In response to this lack of synchronization, IMEG and healthcare data analyst firm linear A recently released the executive guide, “Enhancing the Quadruple Aim through Data-driven Decisions in the Built Environment.” In it, we examine the Quadruple Aim, define the built environment (a holistic term that includes architecture, engineering, acoustics, aesthetics, etc.), and provide concrete examples of how the built environment can support, enhance, and help organizations achieve each goal of the Quadruple Aim.
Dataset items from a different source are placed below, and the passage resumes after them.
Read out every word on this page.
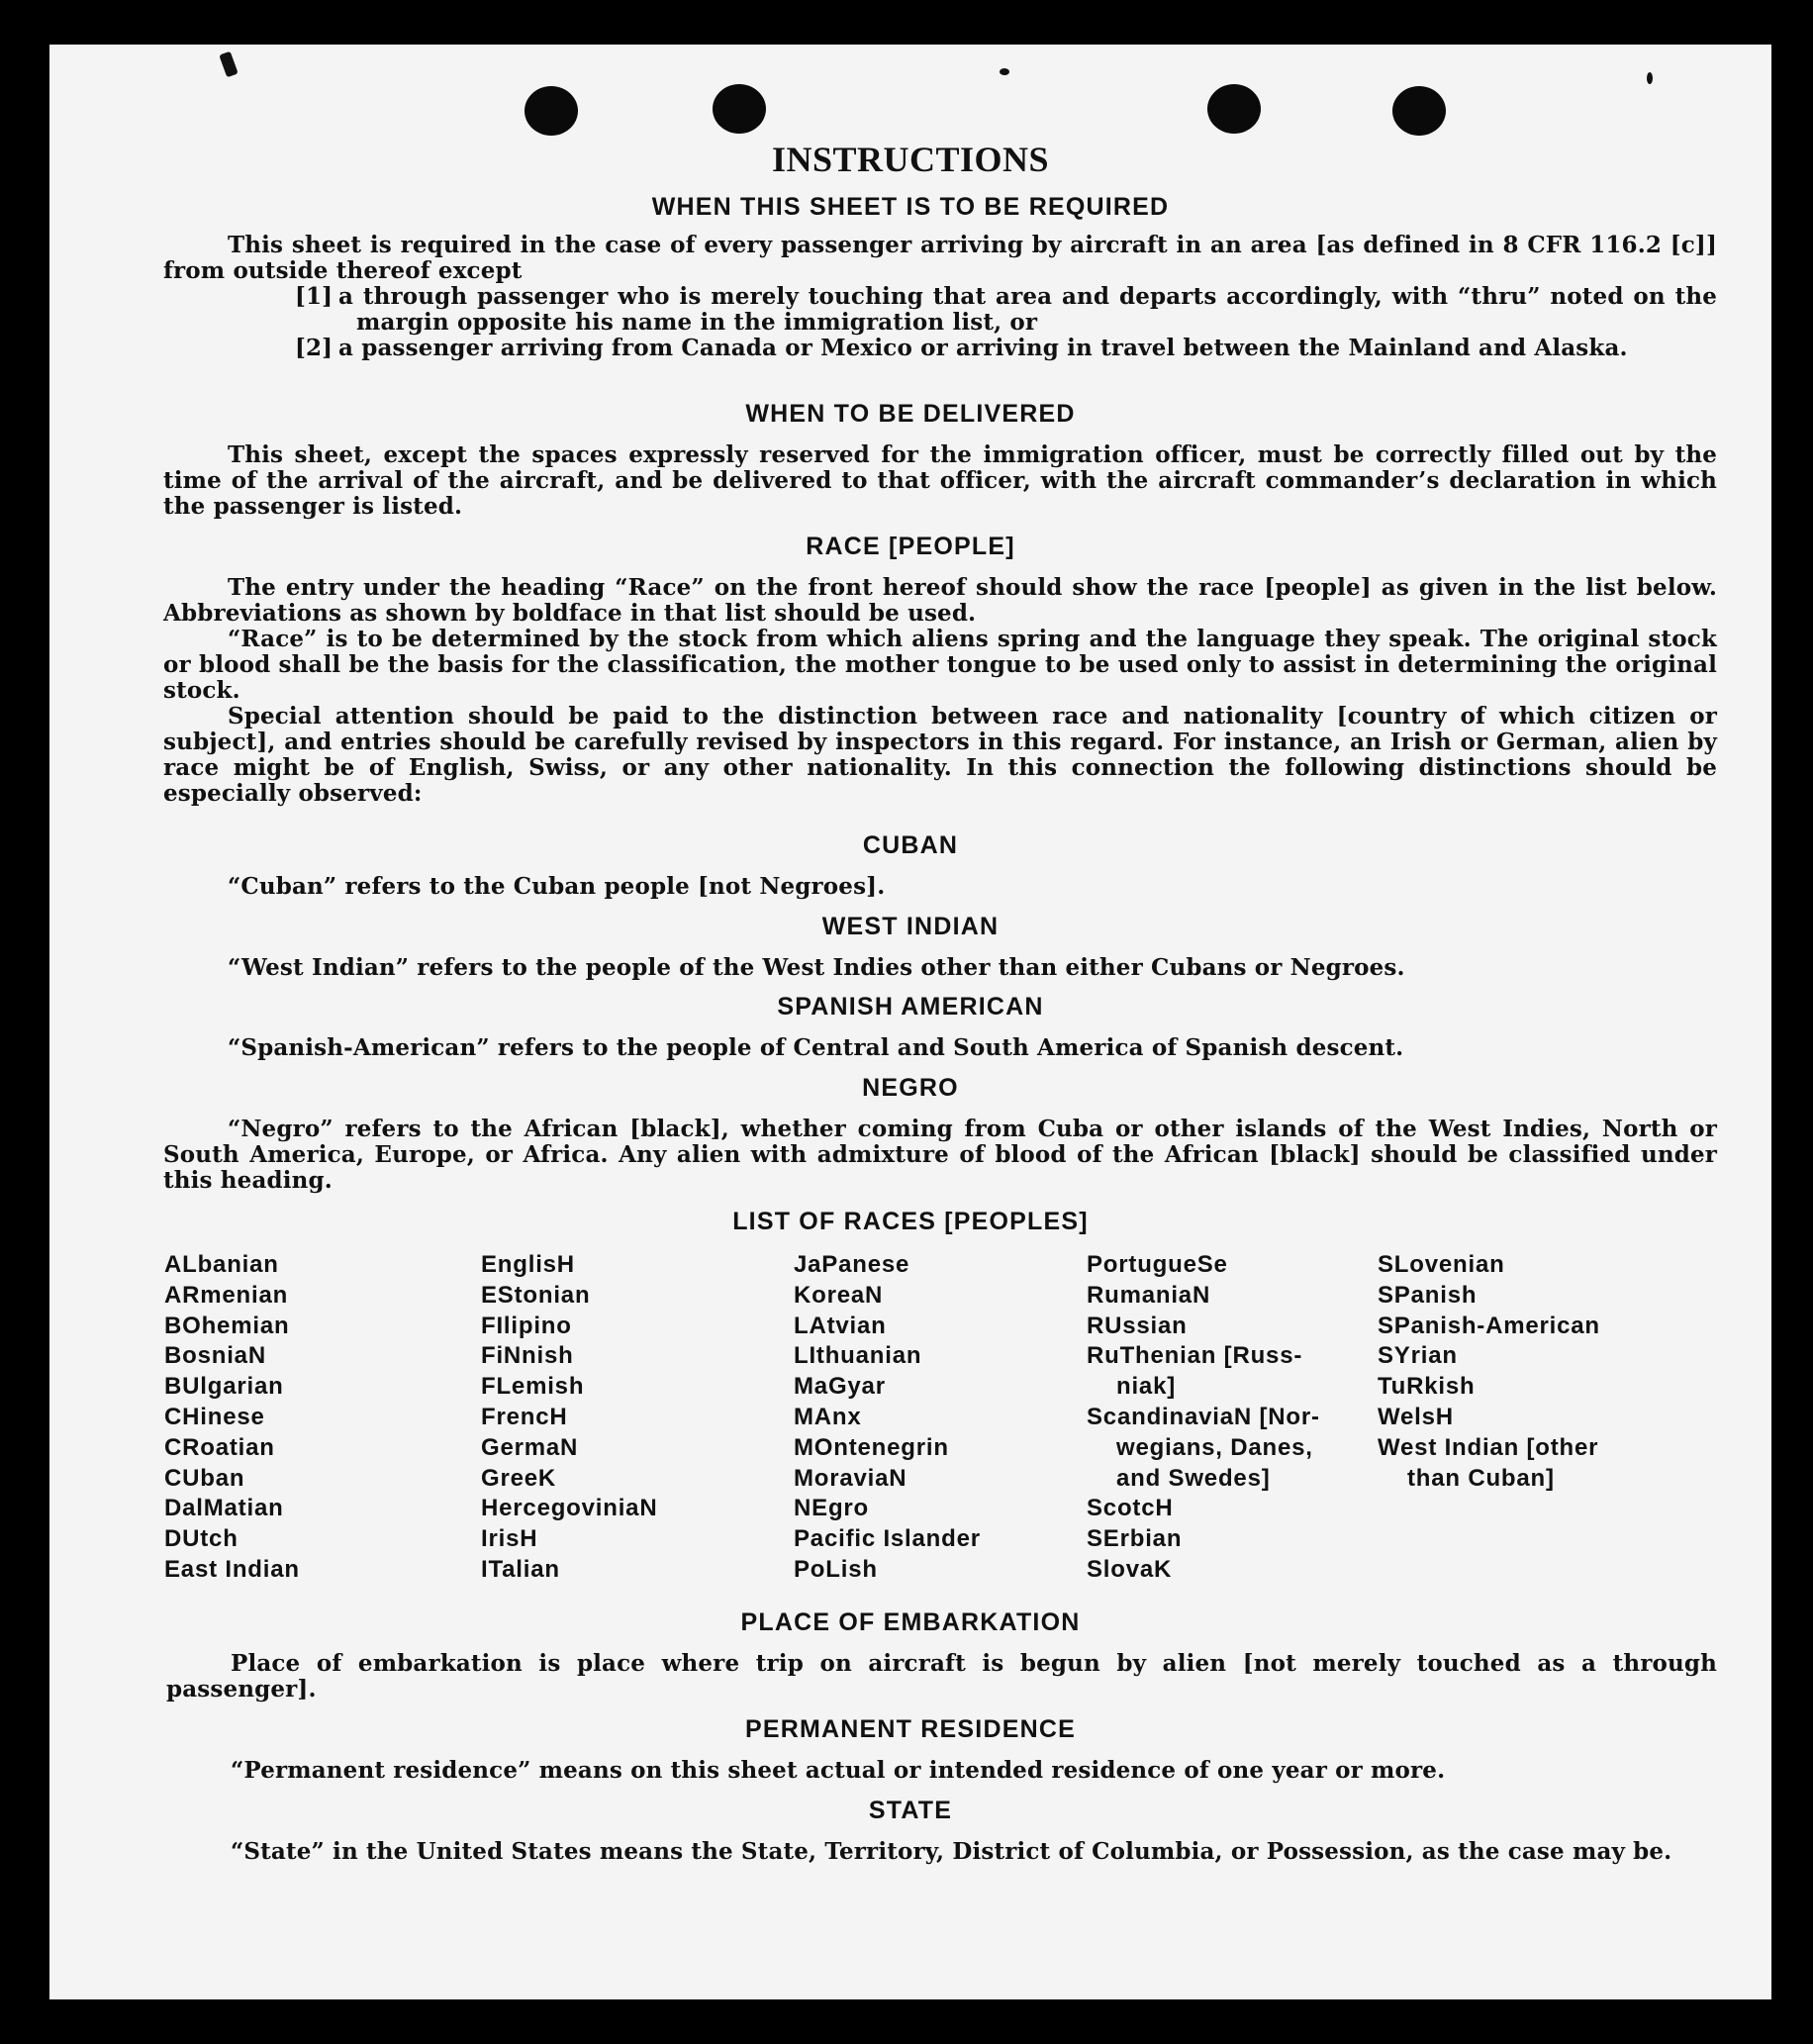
INSTRUCTIONS
WHEN THIS SHEET IS TO BE REQUIRED
This sheet is required in the case of every passenger arriving by aircraft in an area [as defined in 8 CFR 116.2 [c]] from outside thereof except
[1] a through passenger who is merely touching that area and departs accordingly, with “thru” noted on the margin opposite his name in the immigration list, or
[2] a passenger arriving from Canada or Mexico or arriving in travel between the Mainland and Alaska.
WHEN TO BE DELIVERED
This sheet, except the spaces expressly reserved for the immigration officer, must be correctly filled out by the time of the arrival of the aircraft, and be delivered to that officer, with the aircraft commander’s declaration in which the passenger is listed.
RACE [PEOPLE]
The entry under the heading “Race” on the front hereof should show the race [people] as given in the list below. Abbreviations as shown by boldface in that list should be used.
“Race” is to be determined by the stock from which aliens spring and the language they speak. The original stock or blood shall be the basis for the classification, the mother tongue to be used only to assist in determining the original stock.
Special attention should be paid to the distinction between race and nationality [country of which citizen or subject], and entries should be carefully revised by inspectors in this regard. For instance, an Irish or German, alien by race might be of English, Swiss, or any other nationality. In this connection the following distinctions should be especially observed:
CUBAN
“Cuban” refers to the Cuban people [not Negroes].
WEST INDIAN
“West Indian” refers to the people of the West Indies other than either Cubans or Negroes.
SPANISH AMERICAN
“Spanish-American” refers to the people of Central and South America of Spanish descent.
NEGRO
“Negro” refers to the African [black], whether coming from Cuba or other islands of the West Indies, North or South America, Europe, or Africa. Any alien with admixture of blood of the African [black] should be classified under this heading.
LIST OF RACES [PEOPLES]
ALbanian
ARmenian
BOhemian
BosniaN
BUlgarian
CHinese
CRoatian
CUban
DalMatian
DUtch
East Indian
EnglisH
EStonian
FIlipino
FiNnish
FLemish
FrencH
GermaN
GreeK
HercegoviniaN
IrisH
ITalian
JaPanese
KoreaN
LAtvian
LIthuanian
MaGyar
MAnx
MOntenegrin
MoraviaN
NEgro
Pacific Islander
PoLish
PortugueSe
RumaniaN
RUssian
RuThenian [Russ-
niak]
ScandinaviaN [Nor-
wegians, Danes,
and Swedes]
ScotcH
SErbian
SlovaK
SLovenian
SPanish
SPanish-American
SYrian
TuRkish
WelsH
West Indian [other
than Cuban]
PLACE OF EMBARKATION
Place of embarkation is place where trip on aircraft is begun by alien [not merely touched as a through passenger].
PERMANENT RESIDENCE
“Permanent residence” means on this sheet actual or intended residence of one year or more.
STATE
“State” in the United States means the State, Territory, District of Columbia, or Possession, as the case may be.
Some of the strategies provided are obvious, while others are much more subtle. For example:
- Energy-efficient LED lighting can enhance the patient experience, support staff satisfaction through better light quality, and improve population health through reduced energy usage and associated pollution
- Natural elements and the space they occupy, such as a garden in a courtyard, become an extension of the building and the built environment, enhancing the healing and calming aesthetic of the hospital
By encouraging stakeholders, architects, designers, and builders to buy into a healthcare organization’s vision early and keep the Quadruple Aim in mind at every stage of design and construction, the resulting built environment can effortlessly contribute to positive outcomes inside and outside its walls. Framing design decisions and their impact to the Quadruple Aim allows health systems to truly align their operational and capital strategies in an impactful and meaningful way.
Listen to the podcast:
Also in this series:
- Improving population health through the built environment
- Reducing the cost of care in the built environment
- Enhancing the patient experience through the built environment
- Improving provider satisfaction through the built environment
For more information, download a copy of the IMEG executive guide, “Enhancing the Quadruple Aim through Data-driven Decisions in the Built Environment.”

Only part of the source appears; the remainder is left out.